Dijk en Waard (West Frisian Dutch: Doik en Weard/Weerd or Dìk en Weard/Weerd) is a municipality in the province of North Holland and the region of West-Frisia, the Netherlands. It was formed from the merger of Heerhugowaard and Langedijk on 1 January 2022.

== Geography ==
In 2022, the municipality had a population of approximately 87,000. It is bordered by Bergen to the west, Alkmaar to the south, Koggenland to the east, Opmeer to the northeast and Hollands Kroon and Schagen to the north.

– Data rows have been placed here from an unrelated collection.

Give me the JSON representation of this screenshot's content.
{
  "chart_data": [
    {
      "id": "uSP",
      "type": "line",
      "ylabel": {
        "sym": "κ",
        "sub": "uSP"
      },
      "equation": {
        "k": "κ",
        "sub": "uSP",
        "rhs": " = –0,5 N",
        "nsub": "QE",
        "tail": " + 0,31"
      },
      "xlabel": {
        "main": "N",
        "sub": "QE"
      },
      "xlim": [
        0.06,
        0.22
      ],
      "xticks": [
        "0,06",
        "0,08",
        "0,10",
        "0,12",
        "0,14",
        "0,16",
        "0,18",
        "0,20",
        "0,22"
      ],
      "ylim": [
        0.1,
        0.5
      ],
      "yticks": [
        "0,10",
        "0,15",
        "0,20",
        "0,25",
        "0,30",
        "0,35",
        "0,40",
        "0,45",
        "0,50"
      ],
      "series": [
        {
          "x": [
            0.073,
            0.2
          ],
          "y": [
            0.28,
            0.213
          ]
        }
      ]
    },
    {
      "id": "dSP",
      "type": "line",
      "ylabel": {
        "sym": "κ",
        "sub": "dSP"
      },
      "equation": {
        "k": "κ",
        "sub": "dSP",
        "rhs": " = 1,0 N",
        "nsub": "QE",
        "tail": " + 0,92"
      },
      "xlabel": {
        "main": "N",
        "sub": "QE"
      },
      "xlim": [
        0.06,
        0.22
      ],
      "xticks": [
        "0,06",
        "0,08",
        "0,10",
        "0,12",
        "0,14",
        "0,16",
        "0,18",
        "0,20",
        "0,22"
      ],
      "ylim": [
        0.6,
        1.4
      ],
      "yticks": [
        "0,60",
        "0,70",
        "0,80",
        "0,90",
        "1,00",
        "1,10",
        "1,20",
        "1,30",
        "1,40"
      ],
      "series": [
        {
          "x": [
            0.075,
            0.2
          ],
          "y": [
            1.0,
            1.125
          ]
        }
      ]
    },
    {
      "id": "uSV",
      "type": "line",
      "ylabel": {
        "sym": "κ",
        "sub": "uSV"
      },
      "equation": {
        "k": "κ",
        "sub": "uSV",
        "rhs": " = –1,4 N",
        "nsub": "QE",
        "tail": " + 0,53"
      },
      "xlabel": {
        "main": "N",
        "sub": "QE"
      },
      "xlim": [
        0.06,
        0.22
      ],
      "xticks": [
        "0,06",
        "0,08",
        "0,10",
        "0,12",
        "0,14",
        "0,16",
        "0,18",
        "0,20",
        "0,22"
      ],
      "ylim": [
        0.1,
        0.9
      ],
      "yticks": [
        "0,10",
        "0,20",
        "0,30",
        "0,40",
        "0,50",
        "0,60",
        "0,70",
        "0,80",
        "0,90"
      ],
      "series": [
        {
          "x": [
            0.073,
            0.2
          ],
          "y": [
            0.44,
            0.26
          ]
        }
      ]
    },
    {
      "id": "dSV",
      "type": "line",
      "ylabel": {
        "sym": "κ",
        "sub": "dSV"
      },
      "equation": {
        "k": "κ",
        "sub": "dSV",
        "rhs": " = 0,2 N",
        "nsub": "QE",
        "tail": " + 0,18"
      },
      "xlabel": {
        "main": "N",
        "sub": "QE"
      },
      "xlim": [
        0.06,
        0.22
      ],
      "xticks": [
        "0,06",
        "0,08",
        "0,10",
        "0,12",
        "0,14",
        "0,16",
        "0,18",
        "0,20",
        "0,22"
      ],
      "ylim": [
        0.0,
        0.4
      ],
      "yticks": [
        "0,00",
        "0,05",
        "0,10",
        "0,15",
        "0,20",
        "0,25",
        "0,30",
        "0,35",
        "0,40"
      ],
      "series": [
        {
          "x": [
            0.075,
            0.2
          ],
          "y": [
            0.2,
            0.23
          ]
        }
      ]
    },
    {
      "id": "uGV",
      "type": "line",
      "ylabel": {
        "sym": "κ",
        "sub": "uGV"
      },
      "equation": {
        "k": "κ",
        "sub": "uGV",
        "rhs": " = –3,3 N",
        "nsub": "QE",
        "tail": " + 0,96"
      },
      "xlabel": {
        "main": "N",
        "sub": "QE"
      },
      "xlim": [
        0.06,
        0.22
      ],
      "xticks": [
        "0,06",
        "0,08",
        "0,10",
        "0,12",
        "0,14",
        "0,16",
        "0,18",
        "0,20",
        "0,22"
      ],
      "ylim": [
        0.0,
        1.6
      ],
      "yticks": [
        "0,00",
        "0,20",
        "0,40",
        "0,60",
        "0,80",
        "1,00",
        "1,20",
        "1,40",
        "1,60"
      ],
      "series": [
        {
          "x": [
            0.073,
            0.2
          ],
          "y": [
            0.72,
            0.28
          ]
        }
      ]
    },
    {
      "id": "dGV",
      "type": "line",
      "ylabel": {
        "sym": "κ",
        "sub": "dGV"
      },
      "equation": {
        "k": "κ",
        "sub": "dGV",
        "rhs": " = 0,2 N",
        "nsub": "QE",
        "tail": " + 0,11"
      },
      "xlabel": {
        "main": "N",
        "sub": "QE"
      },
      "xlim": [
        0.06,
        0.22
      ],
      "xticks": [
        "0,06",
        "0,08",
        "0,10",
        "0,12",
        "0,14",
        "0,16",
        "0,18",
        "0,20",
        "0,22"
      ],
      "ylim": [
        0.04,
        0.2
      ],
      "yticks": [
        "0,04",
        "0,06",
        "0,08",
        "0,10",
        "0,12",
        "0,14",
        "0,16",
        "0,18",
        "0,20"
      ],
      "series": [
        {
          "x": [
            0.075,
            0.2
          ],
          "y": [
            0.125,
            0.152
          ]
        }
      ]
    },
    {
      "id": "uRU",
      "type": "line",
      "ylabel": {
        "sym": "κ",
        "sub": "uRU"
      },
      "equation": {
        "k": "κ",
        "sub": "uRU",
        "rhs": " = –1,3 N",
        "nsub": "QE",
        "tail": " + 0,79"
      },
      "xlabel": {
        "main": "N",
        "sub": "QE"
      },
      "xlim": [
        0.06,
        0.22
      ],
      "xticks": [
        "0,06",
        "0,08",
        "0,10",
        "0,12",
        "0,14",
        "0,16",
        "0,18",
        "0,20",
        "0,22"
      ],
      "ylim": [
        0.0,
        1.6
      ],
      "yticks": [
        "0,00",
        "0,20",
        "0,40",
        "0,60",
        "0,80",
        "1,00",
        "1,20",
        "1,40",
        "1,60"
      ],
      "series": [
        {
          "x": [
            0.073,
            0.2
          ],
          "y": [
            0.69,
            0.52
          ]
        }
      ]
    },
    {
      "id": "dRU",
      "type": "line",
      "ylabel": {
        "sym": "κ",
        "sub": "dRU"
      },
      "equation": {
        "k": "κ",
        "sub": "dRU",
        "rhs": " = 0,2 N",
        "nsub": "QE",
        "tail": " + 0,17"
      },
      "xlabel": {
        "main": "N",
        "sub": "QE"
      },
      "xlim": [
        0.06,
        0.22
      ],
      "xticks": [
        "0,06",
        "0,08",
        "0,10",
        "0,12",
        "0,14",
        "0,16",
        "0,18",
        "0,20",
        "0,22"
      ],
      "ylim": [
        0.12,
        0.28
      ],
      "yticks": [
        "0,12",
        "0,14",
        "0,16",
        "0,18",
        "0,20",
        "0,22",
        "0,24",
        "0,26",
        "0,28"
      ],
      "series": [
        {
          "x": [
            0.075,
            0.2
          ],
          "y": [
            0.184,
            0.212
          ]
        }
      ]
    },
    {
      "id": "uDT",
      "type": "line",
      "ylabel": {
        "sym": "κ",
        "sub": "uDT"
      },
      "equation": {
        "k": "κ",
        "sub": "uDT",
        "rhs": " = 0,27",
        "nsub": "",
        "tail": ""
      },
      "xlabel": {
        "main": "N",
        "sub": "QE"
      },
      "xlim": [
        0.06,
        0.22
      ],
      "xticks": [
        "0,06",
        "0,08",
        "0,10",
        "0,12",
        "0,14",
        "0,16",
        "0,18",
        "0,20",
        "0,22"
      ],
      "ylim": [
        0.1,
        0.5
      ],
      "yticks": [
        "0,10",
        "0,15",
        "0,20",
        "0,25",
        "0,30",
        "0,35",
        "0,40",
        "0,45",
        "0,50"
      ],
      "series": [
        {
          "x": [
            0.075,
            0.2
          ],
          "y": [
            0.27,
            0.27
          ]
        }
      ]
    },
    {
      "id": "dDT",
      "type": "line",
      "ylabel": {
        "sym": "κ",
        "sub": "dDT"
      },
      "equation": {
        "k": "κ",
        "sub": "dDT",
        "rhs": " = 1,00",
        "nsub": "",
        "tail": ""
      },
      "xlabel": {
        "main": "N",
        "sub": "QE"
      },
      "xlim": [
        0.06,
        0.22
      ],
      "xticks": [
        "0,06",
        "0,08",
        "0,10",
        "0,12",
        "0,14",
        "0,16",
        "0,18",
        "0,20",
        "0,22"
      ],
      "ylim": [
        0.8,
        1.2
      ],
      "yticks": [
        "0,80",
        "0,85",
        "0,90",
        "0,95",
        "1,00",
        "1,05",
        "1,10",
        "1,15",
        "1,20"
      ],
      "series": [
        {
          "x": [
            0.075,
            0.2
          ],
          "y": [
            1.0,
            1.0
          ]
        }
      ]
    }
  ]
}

It consists of 16 main population centres, the largest of which is Heerhugowaard.

== Politics ==
The first elections for the municipality were held on 24 November 2021. The regular municipal elections of March 2022 were not held in Dijk en Waard, with a new vote taking place as part of the March 2026 Dutch municipal elections, when the following were elected:

- Lokaal Dijk en Waard – 7 seats
- Dijk&Waardse Independent Party (Dijk&Waardse Onafhankelijke Partij) – 4 seats
- VVD – 5 seats
- GroenLinks / PvdA – 4 seats
- FvD – 3 seats
- Senioren Dijk en Waard – 3 seats
- D66 – 3 seats
- Beter voor Dijk en Waard – 3 seats
- CDA – 2 seats
- 50Plus – 2 seats
- ChristenUnie – 1 seat

Peter Rehwinkel became acting mayor of the new municipality on 1 January 2022, with the appointment of M.F.(Maarten) Poorter on 13 July 2022.